The views of our directors on economic conditions have not changed much from those expressed in the previous month: they expect a steady expansion to continue with a concurrent reduction in unemployment. The directors were asked about the prospects for an early acceleration of capital expenditures, and the consensus was that a strong investment upsurge is not about to begin, but that investment would maintain a moderate pace.

Although consumer spending and construction have provided much of the strength behind the current expansion, some directors expect a weakening in demand from those sectors. Consumer spending certainly has improved, but there seems to be no expectation that it will become much stronger. One director suggested that the improved automobile sales in late 1971 might well be at the expense of sales in 1972. Others pointed out unfavorable factors, such as the cut in disposable income of wage earners caused by the upward revision of the Federal income tax withholding schedules and, in California, the imposition of withholding for the state income tax.

As for construction, reports of continued activity-especially in residential construction-are tempered by concern about overbuilding. In California, vacancy rates have begun to climb in most areas of the state, and in time the point will be reached when financial institutions will be less willing to finance further projects. One respondent expects "substantial declines in authorizations" by lenders within the next six months. Certain classes of nonresidential construction have been strong, for example, highway construction. On the other hand, high-rise commercial construction which had been very important last year in such cities as San Francisco may not be maintained in 1972.

The current level of construction activity has stimulated the lumber industry, particularly in Washington and Oregon.
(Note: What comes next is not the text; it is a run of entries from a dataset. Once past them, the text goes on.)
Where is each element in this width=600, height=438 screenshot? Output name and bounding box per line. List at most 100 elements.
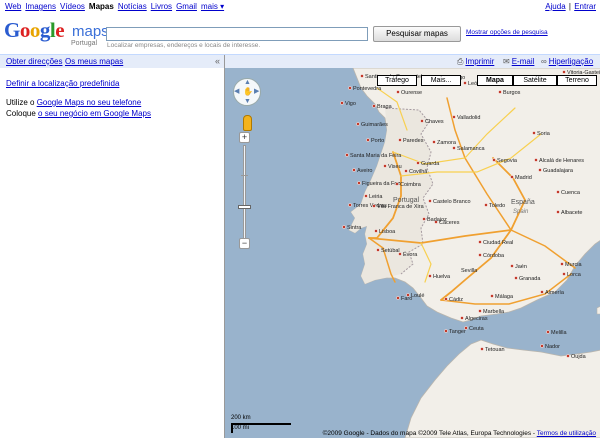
search-options-link[interactable]: Mostrar opções de pesquisa xyxy=(466,29,548,36)
city-label: Córdoba xyxy=(483,253,505,259)
city-label: Huelva xyxy=(433,274,451,280)
default-location-link[interactable]: Definir a localização predefinida xyxy=(6,79,119,88)
city-label: Spain xyxy=(513,209,529,215)
city-label: Melilla xyxy=(551,330,568,336)
zoom-out-button[interactable]: − xyxy=(239,238,250,249)
city-label: Lisboa xyxy=(379,229,396,235)
city-dot xyxy=(492,158,496,162)
top-nav-link[interactable]: Gmail xyxy=(176,2,197,11)
top-nav-link[interactable]: Notícias xyxy=(118,2,147,11)
map-type-map-button[interactable]: Mapa xyxy=(477,75,513,86)
top-nav-account: Ajuda | Entrar xyxy=(545,2,596,11)
pan-right-icon[interactable]: ▶ xyxy=(254,88,259,95)
map-area[interactable]: ⎙ Imprimir ✉ E-mail ∞ Hiperligação Santi… xyxy=(224,55,600,438)
hand-icon: ✋ xyxy=(243,87,253,96)
business-link[interactable]: o seu negócio em Google Maps xyxy=(38,109,151,118)
city-dot xyxy=(340,101,344,105)
city-marker: Portugal xyxy=(393,197,420,204)
top-nav-link[interactable]: mais ▾ xyxy=(201,2,224,11)
map-canvas[interactable]: Santiago de CompostelaLugoPontevedraOure… xyxy=(225,68,600,438)
top-nav-link[interactable]: Web xyxy=(5,2,21,11)
more-button[interactable]: Mais... xyxy=(421,75,461,86)
pan-up-icon[interactable]: ▲ xyxy=(244,79,251,86)
pan-left-icon[interactable]: ◀ xyxy=(234,88,239,95)
city-label: Ourense xyxy=(401,90,422,96)
city-label: Granada xyxy=(519,276,541,282)
city-label: Algeciras xyxy=(465,316,488,322)
zoom-slider[interactable] xyxy=(243,145,246,241)
signin-link[interactable]: Entrar xyxy=(574,2,596,11)
terms-link[interactable]: Termos de utilização xyxy=(537,430,596,437)
tab-my-maps[interactable]: Os meus mapas xyxy=(65,57,123,66)
promo-phone-text: Utilize o xyxy=(6,98,37,107)
email-control[interactable]: ✉ E-mail xyxy=(503,57,534,66)
city-marker: Spain xyxy=(513,209,529,215)
scale-mi: 100 mi xyxy=(231,425,250,431)
city-label: Málaga xyxy=(495,294,514,300)
city-dot xyxy=(432,140,436,144)
city-marker: Badajoz xyxy=(422,217,447,223)
header: Google maps Portugal Localizar empresas,… xyxy=(0,14,600,54)
zoom-in-button[interactable]: + xyxy=(239,132,250,143)
pegman-icon[interactable] xyxy=(243,115,252,131)
city-dot xyxy=(376,248,380,252)
city-label: Madrid xyxy=(515,175,532,181)
city-marker: Almería xyxy=(540,290,565,296)
city-label: Porto xyxy=(371,138,384,144)
search-hint: Localizar empresas, endereços e locais d… xyxy=(107,42,261,49)
city-marker: España xyxy=(511,199,535,206)
top-nav-link[interactable]: Imagens xyxy=(25,2,56,11)
left-panel-tabs: Obter direcções Os meus mapas « xyxy=(0,55,224,68)
city-label: Ciudad Real xyxy=(483,240,513,246)
maps-phone-link[interactable]: Google Maps no seu telefone xyxy=(37,98,142,107)
search-input[interactable] xyxy=(106,27,368,41)
email-link[interactable]: E-mail xyxy=(512,57,535,66)
traffic-button[interactable]: Tráfego xyxy=(377,75,417,86)
search-maps-button[interactable]: Pesquisar mapas xyxy=(373,26,461,42)
collapse-panel-button[interactable]: « xyxy=(215,56,220,66)
city-dot xyxy=(352,168,356,172)
city-dot xyxy=(490,294,494,298)
city-dot xyxy=(422,217,426,221)
city-label: Aveiro xyxy=(357,168,373,174)
city-dot xyxy=(514,276,518,280)
city-label: Santa Maria da Feira xyxy=(350,153,402,159)
city-dot xyxy=(540,290,544,294)
city-label: Figueira da Foz xyxy=(362,181,400,187)
city-label: Tetouan xyxy=(485,347,505,353)
city-dot xyxy=(510,264,514,268)
print-control[interactable]: ⎙ Imprimir xyxy=(457,57,494,67)
top-nav-link[interactable]: Vídeos xyxy=(60,2,85,11)
city-dot xyxy=(546,330,550,334)
google-logo[interactable]: Google xyxy=(4,20,65,41)
help-link[interactable]: Ajuda xyxy=(545,2,565,11)
city-dot xyxy=(366,138,370,142)
separator: | xyxy=(568,2,571,11)
city-label: Marbella xyxy=(483,309,505,315)
pan-control[interactable]: ▲ ▼ ◀ ▶ ✋ xyxy=(233,78,261,106)
zoom-slider-thumb[interactable] xyxy=(238,205,251,209)
city-dot xyxy=(348,203,352,207)
city-marker: Cuenca xyxy=(556,190,581,196)
city-dot xyxy=(372,104,376,108)
city-label: Zamora xyxy=(437,140,457,146)
pan-down-icon[interactable]: ▼ xyxy=(244,98,251,105)
tab-directions[interactable]: Obter direcções xyxy=(6,57,62,66)
city-label: Guadalajara xyxy=(543,168,574,174)
link-control[interactable]: ∞ Hiperligação xyxy=(541,57,593,66)
top-nav-link[interactable]: Livros xyxy=(151,2,172,11)
city-label: Valladolid xyxy=(457,115,480,121)
city-dot xyxy=(416,161,420,165)
city-marker: Albacete xyxy=(556,210,582,216)
map-type-terrain-button[interactable]: Terreno xyxy=(557,75,597,86)
city-dot xyxy=(556,210,560,214)
print-link[interactable]: Imprimir xyxy=(465,57,494,66)
city-label: Murcia xyxy=(565,262,582,268)
city-dot xyxy=(478,309,482,313)
map-type-satellite-button[interactable]: Satélite xyxy=(513,75,557,86)
printer-icon: ⎙ xyxy=(457,57,464,66)
city-marker: Marbella xyxy=(478,309,505,315)
city-label: Leiria xyxy=(369,194,383,200)
city-label: Badajoz xyxy=(427,217,447,223)
hyperlink-link[interactable]: Hiperligação xyxy=(549,57,593,66)
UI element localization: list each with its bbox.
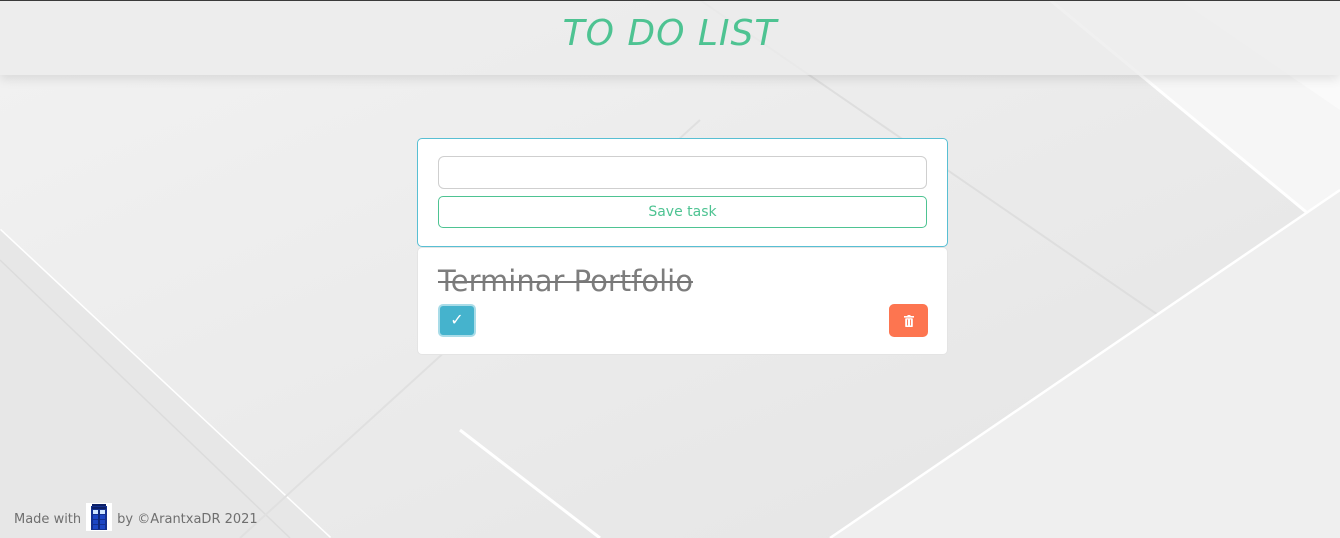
footer: Made with by ©ArantxaDR 2021 (14, 503, 258, 535)
page-title: TO DO LIST (562, 13, 778, 54)
trash-icon (903, 314, 914, 327)
task-text: Terminar Portfolio (438, 264, 693, 298)
footer-prefix: Made with (14, 511, 82, 527)
delete-task-button[interactable] (889, 304, 928, 337)
footer-credit: by ©ArantxaDR 2021 (117, 511, 258, 527)
app-header: TO DO LIST (0, 0, 1340, 75)
task-item: Terminar Portfolio ✓ (417, 247, 948, 355)
complete-task-button[interactable]: ✓ (438, 304, 476, 337)
tardis-icon (86, 503, 113, 535)
task-form: Save task (417, 138, 948, 247)
save-task-button[interactable]: Save task (438, 196, 927, 228)
task-input[interactable] (438, 156, 927, 189)
check-icon: ✓ (450, 311, 464, 329)
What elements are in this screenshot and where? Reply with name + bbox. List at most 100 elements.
Demand for lumber and plywood has encouraged increased capital expenditures for mill expansion and modernization as well as directly increasing employment. Prospects for agriculture in the District continue to be good. The end of the dock strike has allowed the movement of grain to be resumed, although the carry-over of the 1971 crop may cause problems. Prices are expected to be good for beef and pork, and consequently feed grain producers as well as ranchers expect a profitable year. Sugar beet and seed grain prices are also expected to be favorable. In contrast, prospects are not so good for certain vegetable and fruit crops. The outlook for fruits for processing is unfavorable, and this is attributed by some directors to shifts in public demand away from processed fruits. Other fruit and vegetable producers whose crops cannot be harvested mechanically face rising costs of labor which may not be easily passed on. Yet the demand for some fruits, such as grapes, is rising, and there have been increases in acreage to keep pace with demand. Despite these weaknesses, the overall prospects for District agriculture continue to be favorable.

On the specific question of investment intentions, the majority of our nonbank directors indicate conservative investment plans. The only exception is in the lumber industry where, as previously noted, increased demand has required the expansion of capacity. Certain other industries are being required to make large capital investment to meet new pollution-control standards. There are regional variations as well. In Utah, a survey conducted by one of the banks indicated a jump in 1972 capital expenditures of about 12 percent. With those exceptions, our bank directors confirmed the lack of major shifts in investment activities above the rates of recent months.

In District banking, there have been no major changes. Many banks have cut their passbook savings rates to 4 percent even though savings and loan associations continue to pay 5 percent, and other commercial banks, including some relatively large banks, have maintained the 4 1/2 percent passbook rate. Lending rates have been reduced for certain lenders and categories of loans, but the lower price and greater availability of funds has not resulted in any resurgence of loan demand. Commercial-industrial loan demand in most states is described as unchanged or weak. In consequence, banks have been more aggressive in seeking business and making rate adjustments.